Tuesday, October 19, 2010

The Great Real Estate Question

Hypothetical: A smiling, very pretty little real estate agent shows a house to a newly-married couple. It is well-constructed. The major components -- roof, windows, furnace, air-conditioner -- are recently installed and ship-shape and so won't need replacing for decades. It is in a good neighborhood. The husband says, "Wow! What a deal! Why such a good price?"

"The widow who owned it had to move," the real estate agent explains. "She asked me not to invade her privacy too much by explaining more than that to persons interested in buying her home."

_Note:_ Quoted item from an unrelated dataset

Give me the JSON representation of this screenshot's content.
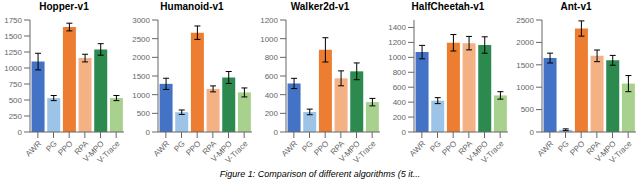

"Well, tell her that we'll take it!," the wife declares, smiling. "Where can we sign on the dotted line?"

A month-and-a-half later, closing occurs. An attorney appears for the widow, and signs for her under the authority of a Power of Attorney. 90% of the purchase price is mortgaged. The newlyweds are locked-in to 30 years of debt, but they are happy with their new home.

After they have moved-in, they hear knocking in the walls at night, they feel clouds of cold here and there in the house, they hear footsteps on the floors, and they are constantly awakened by tapping on their hips at night.

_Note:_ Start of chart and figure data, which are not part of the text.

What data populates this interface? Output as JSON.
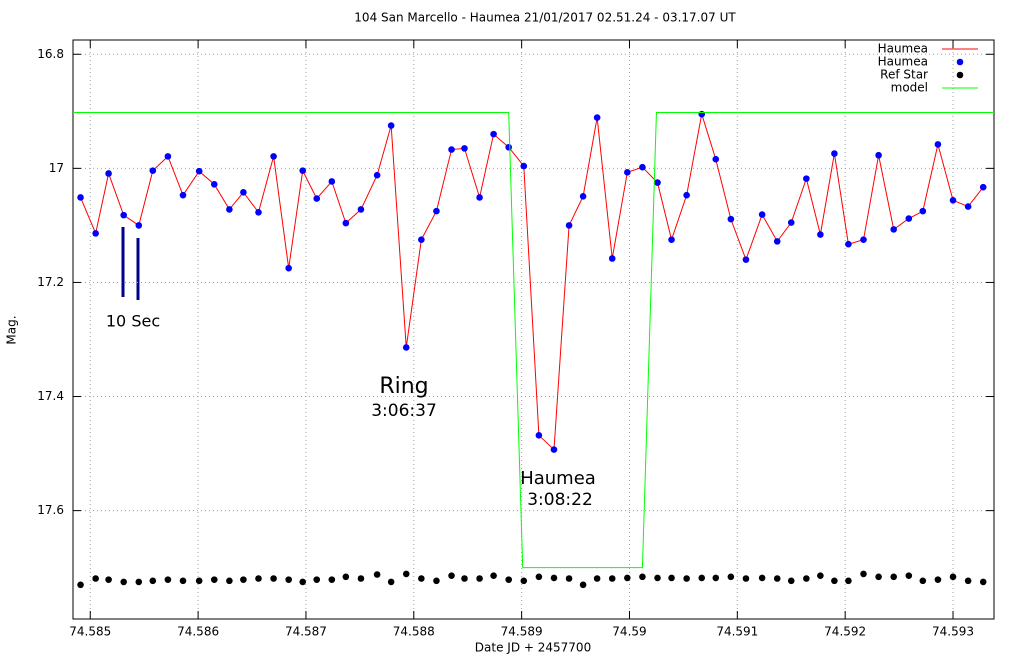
{
  "chart_data": {
    "type": "line",
    "title": "104 San Marcello - Haumea 21/01/2017  02.51.24 - 03.17.07 UT",
    "x_label": "Date JD + 2457700",
    "y_label": "Mag.",
    "xlim": [
      74.58484,
      74.59338
    ],
    "ylim": [
      16.775,
      17.79
    ],
    "y_reversed": true,
    "xticks": [
      74.585,
      74.586,
      74.587,
      74.588,
      74.589,
      74.59,
      74.591,
      74.592,
      74.593
    ],
    "yticks": [
      16.8,
      17,
      17.2,
      17.4,
      17.6
    ],
    "grid": true,
    "legend": "upper right",
    "annotations": [
      "10 Sec",
      "Ring",
      "3:06:37",
      "Haumea",
      "3:08:22"
    ],
    "series": [
      {
        "name": "Haumea",
        "style": "line",
        "color": "#ff0000",
        "x": [
          74.58491,
          74.58505,
          74.58517,
          74.58531,
          74.58545,
          74.58558,
          74.58572,
          74.58586,
          74.58601,
          74.58615,
          74.58629,
          74.58642,
          74.58656,
          74.5867,
          74.58684,
          74.58697,
          74.5871,
          74.58724,
          74.58737,
          74.58751,
          74.58766,
          74.58779,
          74.58793,
          74.58807,
          74.58821,
          74.58835,
          74.58847,
          74.58861,
          74.58874,
          74.58888,
          74.58902,
          74.58916,
          74.5893,
          74.58944,
          74.58957,
          74.5897,
          74.58984,
          74.58998,
          74.59012,
          74.59026,
          74.59039,
          74.59053,
          74.59067,
          74.5908,
          74.59094,
          74.59108,
          74.59123,
          74.59137,
          74.5915,
          74.59164,
          74.59177,
          74.5919,
          74.59203,
          74.59217,
          74.59231,
          74.59245,
          74.59259,
          74.59272,
          74.59286,
          74.593,
          74.59314,
          74.59328
        ],
        "values": [
          17.051,
          17.114,
          17.009,
          17.082,
          17.1,
          17.004,
          16.979,
          17.047,
          17.005,
          17.028,
          17.072,
          17.042,
          17.077,
          16.979,
          17.175,
          17.004,
          17.053,
          17.023,
          17.096,
          17.072,
          17.012,
          16.925,
          17.314,
          17.125,
          17.075,
          16.967,
          16.965,
          17.051,
          16.94,
          16.963,
          16.996,
          17.468,
          17.493,
          17.1,
          17.049,
          16.911,
          17.158,
          17.007,
          16.998,
          17.025,
          17.125,
          17.047,
          16.905,
          16.984,
          17.089,
          17.16,
          17.081,
          17.128,
          17.095,
          17.018,
          17.116,
          16.974,
          17.133,
          17.125,
          16.977,
          17.107,
          17.088,
          17.075,
          16.958,
          17.056,
          17.067,
          17.033
        ]
      },
      {
        "name": "Haumea",
        "style": "points",
        "color": "#0000ff",
        "x": [
          74.58491,
          74.58505,
          74.58517,
          74.58531,
          74.58545,
          74.58558,
          74.58572,
          74.58586,
          74.58601,
          74.58615,
          74.58629,
          74.58642,
          74.58656,
          74.5867,
          74.58684,
          74.58697,
          74.5871,
          74.58724,
          74.58737,
          74.58751,
          74.58766,
          74.58779,
          74.58793,
          74.58807,
          74.58821,
          74.58835,
          74.58847,
          74.58861,
          74.58874,
          74.58888,
          74.58902,
          74.58916,
          74.5893,
          74.58944,
          74.58957,
          74.5897,
          74.58984,
          74.58998,
          74.59012,
          74.59026,
          74.59039,
          74.59053,
          74.59067,
          74.5908,
          74.59094,
          74.59108,
          74.59123,
          74.59137,
          74.5915,
          74.59164,
          74.59177,
          74.5919,
          74.59203,
          74.59217,
          74.59231,
          74.59245,
          74.59259,
          74.59272,
          74.59286,
          74.593,
          74.59314,
          74.59328
        ],
        "values": [
          17.051,
          17.114,
          17.009,
          17.082,
          17.1,
          17.004,
          16.979,
          17.047,
          17.005,
          17.028,
          17.072,
          17.042,
          17.077,
          16.979,
          17.175,
          17.004,
          17.053,
          17.023,
          17.096,
          17.072,
          17.012,
          16.925,
          17.314,
          17.125,
          17.075,
          16.967,
          16.965,
          17.051,
          16.94,
          16.963,
          16.996,
          17.468,
          17.493,
          17.1,
          17.049,
          16.911,
          17.158,
          17.007,
          16.998,
          17.025,
          17.125,
          17.047,
          16.905,
          16.984,
          17.089,
          17.16,
          17.081,
          17.128,
          17.095,
          17.018,
          17.116,
          16.974,
          17.133,
          17.125,
          16.977,
          17.107,
          17.088,
          17.075,
          16.958,
          17.056,
          17.067,
          17.033
        ]
      },
      {
        "name": "Ref Star",
        "style": "points",
        "color": "#000000",
        "x": [
          74.58491,
          74.58505,
          74.58517,
          74.58531,
          74.58545,
          74.58558,
          74.58572,
          74.58586,
          74.58601,
          74.58615,
          74.58629,
          74.58642,
          74.58656,
          74.5867,
          74.58684,
          74.58697,
          74.5871,
          74.58724,
          74.58737,
          74.58751,
          74.58766,
          74.58779,
          74.58793,
          74.58807,
          74.58821,
          74.58835,
          74.58847,
          74.58861,
          74.58874,
          74.58888,
          74.58902,
          74.58916,
          74.5893,
          74.58944,
          74.58957,
          74.5897,
          74.58984,
          74.58998,
          74.59012,
          74.59026,
          74.59039,
          74.59053,
          74.59067,
          74.5908,
          74.59094,
          74.59108,
          74.59123,
          74.59137,
          74.5915,
          74.59164,
          74.59177,
          74.5919,
          74.59203,
          74.59217,
          74.59231,
          74.59245,
          74.59259,
          74.59272,
          74.59286,
          74.593,
          74.59314,
          74.59328
        ],
        "values": [
          17.73,
          17.719,
          17.721,
          17.725,
          17.725,
          17.723,
          17.721,
          17.723,
          17.723,
          17.721,
          17.723,
          17.721,
          17.719,
          17.719,
          17.721,
          17.725,
          17.721,
          17.721,
          17.716,
          17.719,
          17.712,
          17.725,
          17.711,
          17.719,
          17.723,
          17.714,
          17.719,
          17.719,
          17.714,
          17.721,
          17.723,
          17.716,
          17.718,
          17.719,
          17.73,
          17.719,
          17.719,
          17.718,
          17.716,
          17.718,
          17.718,
          17.719,
          17.718,
          17.718,
          17.716,
          17.719,
          17.718,
          17.719,
          17.723,
          17.719,
          17.714,
          17.723,
          17.723,
          17.711,
          17.716,
          17.716,
          17.714,
          17.723,
          17.721,
          17.716,
          17.723,
          17.725
        ]
      },
      {
        "name": "model",
        "style": "line",
        "color": "#00ff00",
        "x": [
          74.58484,
          74.58888,
          74.58901,
          74.59012,
          74.59025,
          74.59338
        ],
        "values": [
          16.902,
          16.902,
          17.7,
          17.7,
          16.902,
          16.902
        ]
      }
    ]
  }
}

After a few weeks, a neighbor tells the disturbed couple, "Wow, we thought that this house could not possibly sell! And why do you both have such deep, dark circles under your eyes?"

"Why didn't you think that anyone would buy the house?," asks the wife.

"Oh, because of the double murder there last year! The wife murdered her unfaithful husband, and then she murdered her own son when he tried to stop her from murdering her husband! She was taken away in handcuffs by police, and is still awaiting trial! Ever since then, this place has been outrageously haunted! Even the police are afraid to go in! If you ask me, the market value of that house is about 2 cents!"

Shocked, the couple rush over to the real estate agent's office, and say, "You defrauded us! You know that we would never have bought this house had we known that there was a double murder, there! Who will ever buy it from us? And the murders left behind ghosts! We can't sleep there at night! The ghosts won't let us rest! It's terrifying, there!"

"So sue me!," answers the real estate agent. "I told you what I could! I called the seller a 'widow' and I said that she 'had to move.' She did, when they cuffed her! And then I resorted to the right of privacy. That should have been enough to tip you off! We have a duty to our clients, and this particular client insisted that the embarrassing accusations against her -- and they are ONLY 'accusations'; she's presumed innocent until proven guilty, right? -- be kept private! Do YOU have constitutional rights? Well, SHE DOES, TOO! And besides that, you don't REALLY believe in GHOSTS, do you?"

And the real estate agent drives to the bank and deposits her commission check, smiling.



  1. Why should the Real Estate agent be held responsible for Tulpas. Perhaps tulpas from the original family, perhaps tulpas from the locals who look upon the house with GREAT anxiety, perhaps, some tulpas from the married couple, once they found out the secret.

    Fraud? hmm, nah.
    Or, yes.

    Lots of fraud goes in to a real estate transaction, almost always on behalf of the seller and those representing them.

    No, no termites. Never had them. Not a problem.

    When purchasing my house, the owner had a pest control company certify that the house was pest-free. There was a mud tunnel going up the basement wall.

    If we call it fraud that the real-estate agent didn't feed into peoples superstitions in the name of making a sale, then its fraud.

    But, given lack of proof, I find it hard to believe that this would fly in court.

    Why should agent disclose a 'social issue' (ok, understatement of the year) of the prior occupants that the buy could use as leverage to lower the price (and less commission for agent).

    Let the agent cash the check.

  2. Hi, Tom.

    Most states agree with you, even if your own real estate agent records in her diary, "Heh, heh, heh, because of those murders, these poor, dumb suckers will NEVER get any equity out of this house!"

    Another case (one of my cases): Husband and Wife buy a house. Their own real estate agent arranges for the $75 termite inspection required by the mortgage company, but Husband and Wife must pay the $75, and the document on its face is expressly addressed to them. "I, Mr. Termite Inspector, certify to Husband and Wife that there are no active termite infestations or uncured termite damage on the premises."

    Settlement occurs. Husband and Wife are so happy with their purchase!

    They move in all of their furniture. As they are sitting there, one DAY after settlement, eating dinner in the dining room, they suddenly hear a cr-r-r-r-r-rack! And they feel the floor surge downward.


    What had happened is that termites had entered the sill plate at the top of the basement wall, and entered the joists resting in the sill plate, and turned the joists into that paper-mache-like material that termites leave behind. Furniture in the house was the straw that bropkew the camel's back.

    We sued the realtor and the termite man. Both of their insurance companies paid 50/50 for the repair, as well as my attorney's fee.